Listen with Your Brain, Not Your Ears

It's what goes on in between that counts

It’s what goes on in between that counts

One of the most common sayings in sales is that God gave you two ears and one mouth, so you should use them in that proportion. That’s true, but it does not go far enough.

We hear with our ears, but we listen with our brains. There is a big difference between hearing and listening. It’s like the difference between seeing and reading. One is passive, and goes on without having to think; the other is active.

Your ears can only pick up the sounds of language, not its physical expressions. Your brain simultaneously processes and synthesizes signals from the eyes and the ears, picking up “micro-expressions” and other cues, often much faster than conscious thought.

Your ears can only hear what is being said; they faithfully pass on the signal to the brain. Hearing what is not said only takes place in the brain itself.

It may seem strange that something we’ve done naturally for our entire lives could stand improvement, but when you analyze what’s actually happening as your brain is listening, you realize that there is a lot of complicated processing going on. Let’s take a look at what happens when someone is listening. There is a model called SIESR[1], which stands for:

Sensing: We receive the incoming signals, including expressions, body language and tone of voice.

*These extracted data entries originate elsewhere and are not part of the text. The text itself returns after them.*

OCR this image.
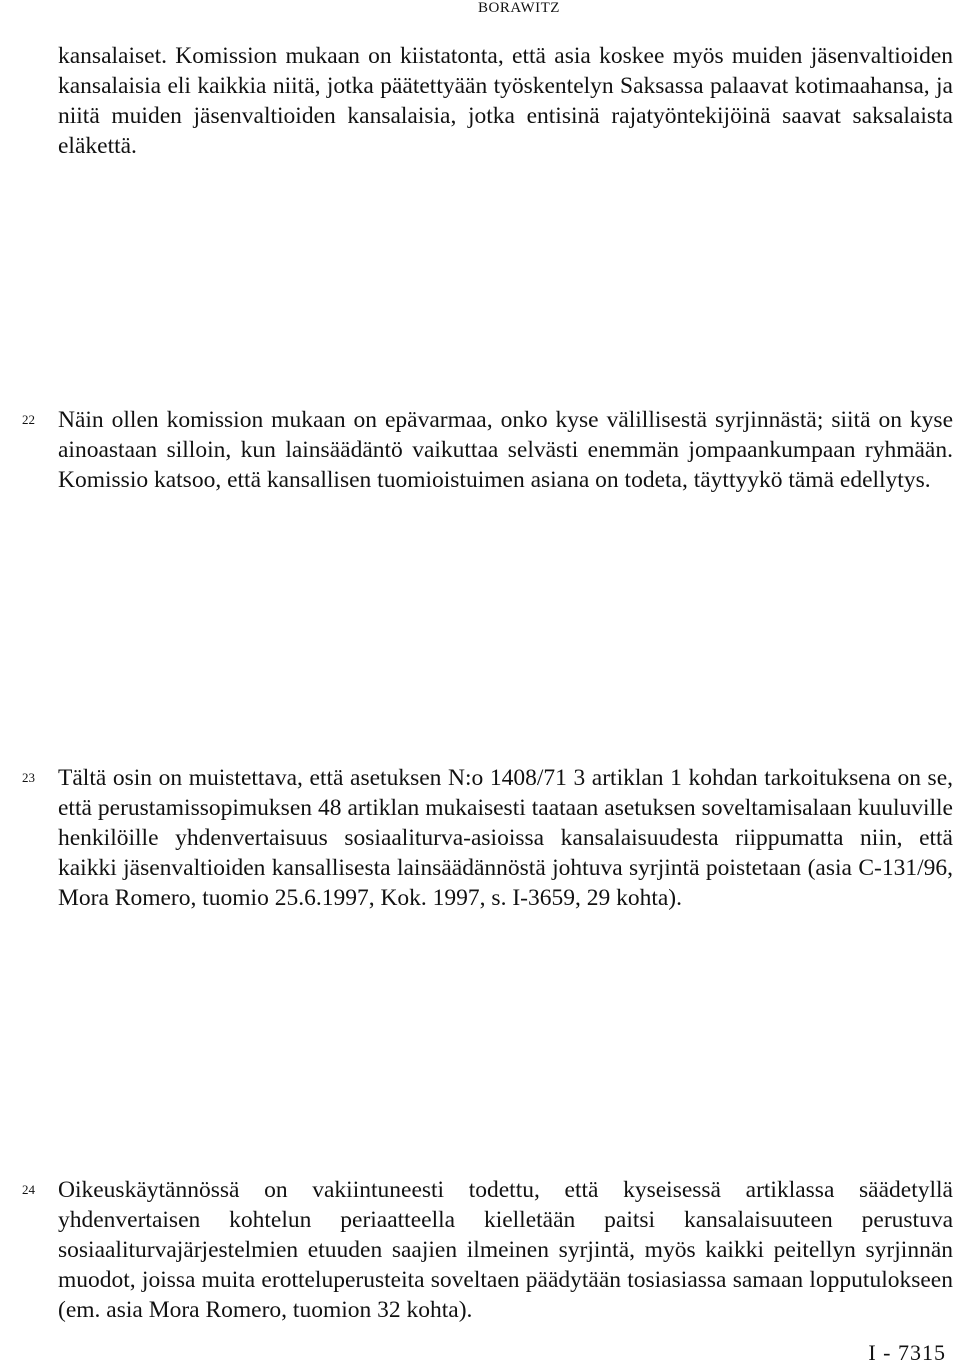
BORAWITZ

kansalaiset. Komission mukaan on kiistatonta, että asia koskee myös muiden jäsenvaltioiden kansalaisia eli kaikkia niitä, jotka päätettyään työskentelyn Saksassa palaavat kotimaahansa, ja niitä muiden jäsenvaltioiden kansalaisia, jotka entisinä rajatyöntekijöinä saavat saksalaista eläkettä.

22 Näin ollen komission mukaan on epävarmaa, onko kyse välillisestä syrjinnästä; siitä on kyse ainoastaan silloin, kun lainsäädäntö vaikuttaa selvästi enemmän jompaankumpaan ryhmään. Komissio katsoo, että kansallisen tuomioistuimen asiana on todeta, täyttyykö tämä edellytys.

23 Tältä osin on muistettava, että asetuksen N:o 1408/71 3 artiklan 1 kohdan tarkoituksena on se, että perustamissopimuksen 48 artiklan mukaisesti taataan asetuksen soveltamisalaan kuuluville henkilöille yhdenvertaisuus sosiaaliturva-asioissa kansalaisuudesta riippumatta niin, että kaikki jäsenvaltioiden kansallisesta lainsäädännöstä johtuva syrjintä poistetaan (asia C-131/96, Mora Romero, tuomio 25.6.1997, Kok. 1997, s. I-3659, 29 kohta).

24 Oikeuskäytännössä on vakiintuneesti todettu, että kyseisessä artiklassa säädetyllä yhdenvertaisen kohtelun periaatteella kielletään paitsi kansalaisuuteen perustuva sosiaaliturvajärjestelmien etuuden saajien ilmeinen syrjintä, myös kaikki peitellyn syrjinnän muodot, joissa muita erotteluperusteita soveltaen päädytään tosiasiassa samaan lopputulokseen (em. asia Mora Romero, tuomion 32 kohta).

I - 7315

Interpreting: We figure out the sender’s intent.

Evaluating: We evaluate what it means to us, in this particular context.

Storing: We keep incoming information in working memory so that we can respond properly.

Responding: We do or say something in response.

Out of the five steps above, the first involves the ears, and the last involves the mouth. But the real meat of the sandwich is the three steps in the middle. That’s where the quality and effectiveness of the dialogue takes place.

Interpreting: Have you accurately interpreted what the other person said? Is their meaning clear? Have they told you the entire truth and nothing but? Do their other signals match the words that are coming out of their mouths? What have they left out? Why did they say this and not that? Are we so focused on getting what we want to hear that we miss something important but unexpected?

Evaluating: Is this what we expected them to say? Does it fit with what we already know? If not, how does it change what we thought we knew? What’s the quality of their evidence? How do we know it’s true? If we don’t think it’s true, what are they missing or hiding? How does it fit with our intentions for the conversation?

Storing: Some variations of the model leave out this step, maybe because they take it for granted. But as we become more scatterbrained and attention-deficient, it becomes more and more important to reinforce this step. Are we getting everything they are saying? If they are going on for a while, have our minds wandered in the middle of their soliloquy? Are we taking effective notes?

Keep in mind that these mental operations are going on while the other person is speaking, which is only possible because our minds can process words about four times as fast as the other person can speak them. This means that we have plenty of bandwidth to run these operations while the other person is speaking. Unfortunately that can also be a big disadvantage, because or attention can flit in and out; what often happens is that we either let our minds wander to something else, or we think we know how they’re going to finish the sentence so we either sneak a quick peek at our email or we begin formulating our response. Anytime these things happen, it’s easy to lose the thread of the conversation, and can be difficult to get it back.

How to improve listening with your brain?

Prepare for the conversation. If it’s a sales call, of course you want to have a call plan. But even for personal conversations, you can review your notes or refresh your memory for previous conversations, and have an intent for the dialogue. Put away whatever was on your mind up to that point and remind yourself to listen actively.

Get physically involved.  Sometimes the mind takes cues from what the body is doing. Face the other person squarely if you’re face to face. If it’s on the phone, make sure you’re not positioned with a screen in front of your face. Use following skills. While this is not “thinking”, it will keep your focus locked onto the conversation.

Use your faster thinking time to your advantage. If the person is talking at length, use the extra processing bandwidth to summarize and repeat the message. Use that time to monitor your own listening behavior. Focus fully on what they’re saying, not what your response is going to be—you will have plenty of time for that when they’re done.

 


[1] Lyman Steil, Larry L. Barker, and Kittie W. Watson, Effective Listening: Key to Your Success. In their book they call it the SIER model, but I believe the Storing component is just as important.

 


[1] Lyman Steil, Larry L. Barker, and Kittie W. Watson, Effective Listening: Key to Your Success. In their book they call it the SIER model, but I believe the Storing component is just as important.